FEATURE: Finding out how police are tackling modern slavery

With three crimes a week related to modern slavery committed across the Thames Valley, reporter Stephen Delahunty joined police on a raid in Windsor as they demonstrated a more victim-led approach to tackling the issue

Stephen Delahunty

Stephen Delahunty

It took two large knocks from ‘the destroyer’ before the door frame cracked and the door swung open.

Thames Valley Police (TVP) officers immediately burst into the first floor property.

Cries of ‘police, police’ rang out in the hallway as officers quickly searched from room to room, followed shortly after by several shouts of ‘clear’.
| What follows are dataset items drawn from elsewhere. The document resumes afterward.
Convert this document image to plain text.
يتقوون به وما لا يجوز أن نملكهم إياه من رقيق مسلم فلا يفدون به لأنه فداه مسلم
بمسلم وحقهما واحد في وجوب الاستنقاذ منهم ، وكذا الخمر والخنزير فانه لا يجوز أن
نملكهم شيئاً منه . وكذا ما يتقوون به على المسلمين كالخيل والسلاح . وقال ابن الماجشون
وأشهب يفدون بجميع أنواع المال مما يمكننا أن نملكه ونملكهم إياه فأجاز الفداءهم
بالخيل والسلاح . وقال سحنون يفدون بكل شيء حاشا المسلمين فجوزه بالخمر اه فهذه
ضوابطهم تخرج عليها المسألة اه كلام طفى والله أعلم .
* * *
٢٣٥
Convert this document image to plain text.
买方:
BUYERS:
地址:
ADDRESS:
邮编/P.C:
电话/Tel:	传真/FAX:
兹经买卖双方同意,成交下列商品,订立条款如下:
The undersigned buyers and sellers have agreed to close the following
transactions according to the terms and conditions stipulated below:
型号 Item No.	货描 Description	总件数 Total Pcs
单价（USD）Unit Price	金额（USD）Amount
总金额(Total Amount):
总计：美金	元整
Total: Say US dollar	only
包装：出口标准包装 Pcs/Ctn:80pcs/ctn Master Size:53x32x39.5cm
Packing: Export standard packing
The male occupant wasn’t home and a quick search of the flat found only drug paraphernalia – although the smell of cannabis was noticeable from outside.

Nearly a dozen officers and agency partners had made the short drive from Windsor Police Station to the residential property in the town centre at about 2pm on Monday.

Just a stone’s throw from Windsor Castle, the warrant was the fifth executed in the same building over the course of the past year.

In each case it was suspected that the resident had fallen victim to cuckooing – a form of modern slavery.

It occurs when criminal gangs target vulnerable individuals and then force them into situations of indebtedness and exploitation that can lead to crimes like the storing, dealing and transporting of drugs.

Inspector Jason Kew explained that while the drugs warrant was needed to give officers the power of entry, it was really about safeguarding the resident and ‘enforcing help’.

PC Nathan Mitchell led the raid.

“It’s no longer just about kicking down doors and nicking people,” he said.

Police will obtain a temporary closure order on the property which means that in future they can arrest anyone else who is on the property other than the resident.

Had the man been at home, representatives from agency partners would have followed the police in to offer advice and support.

Brenda Amos is an engagement and recovery worker for Resilience, the drug and alcohol service.

She said: “My role is to just offer support to the victim and see if they want to engage with our services.”

Three crimes a week related to modern slavery are committed across the Thames Valley.

RAHAB is an organisation that works with those victims.

Naomi Runciman, a senior project crisis and support worker at RAHAB, said: “Usually we will go in and see if they understand the situation they are in and explain how we can help.”

Cuckooing forms part of TVP’s Hidden Harm campaign which aims to highlight the undetected and unreported abuse of individuals.

After the raid, officers and Royal Borough community wardens leafleted the entire block to inform residents what was going on, and why and how residents can spot signs of modern slavery.

Insp Kew added: “We need to build community resilience through education because that will help solve this particular crime – making people aware of what that hidden harm looks like.”

Although it marks a more victim-led approach to policing, Insp Kew was keen to stress that the police will still look to prosecute individuals where crime is taking place – but that an assessment is made on a case-by-case basis about whether it is in the best interests of each vulnerable individual.

“It’s a holistic approach to a big problem, that’s why we use temporary closure orders,” he said.

“It’s through using this approach we’ve been able to disrupt and disperse the crime gangs that are controlling these individuals. It exposes them to us, where we can then employ more conventional police methods.”

Click here to find out more about TVP’s Hidden Harm campaign.

My story: Young wife forced into prostitution by lover

RAHAB (Restoring All Hope and Believe) provides outreach support to victims of modern slavery across Berkshire.

Ajkuna (not her real name), 21, lives in Maidenhead and is from a small village in the southern region of Albania.

She was forced into an arranged marriage by her parents at a young age, however she began seeing a man in secret she had met on a night out for her 19th birthday.

In October last year he persuaded her to run away to Greece where he said they would start a new life together.

After a few days in Greece she was taken to a building where she was told she had to earn the money to pay for their new life together – as a prostitute.

Ajkuna said she was beaten unconscious several times and was told her family would be killed if she did not co-operate. Several months later she was transported to the UK in the back of a lorry.

Akjuna got out at Dover and ran until she got to a service station and called her brother in Albania who arranged for a friend in the UK to pick her up.

She reported what happened to her to the authorities and eventually she was placed in the support of RAHAB in May this year.

She said: “I hope to settle down, and eventually learn to trust again.

“It will be a long process, but it will be worth it.”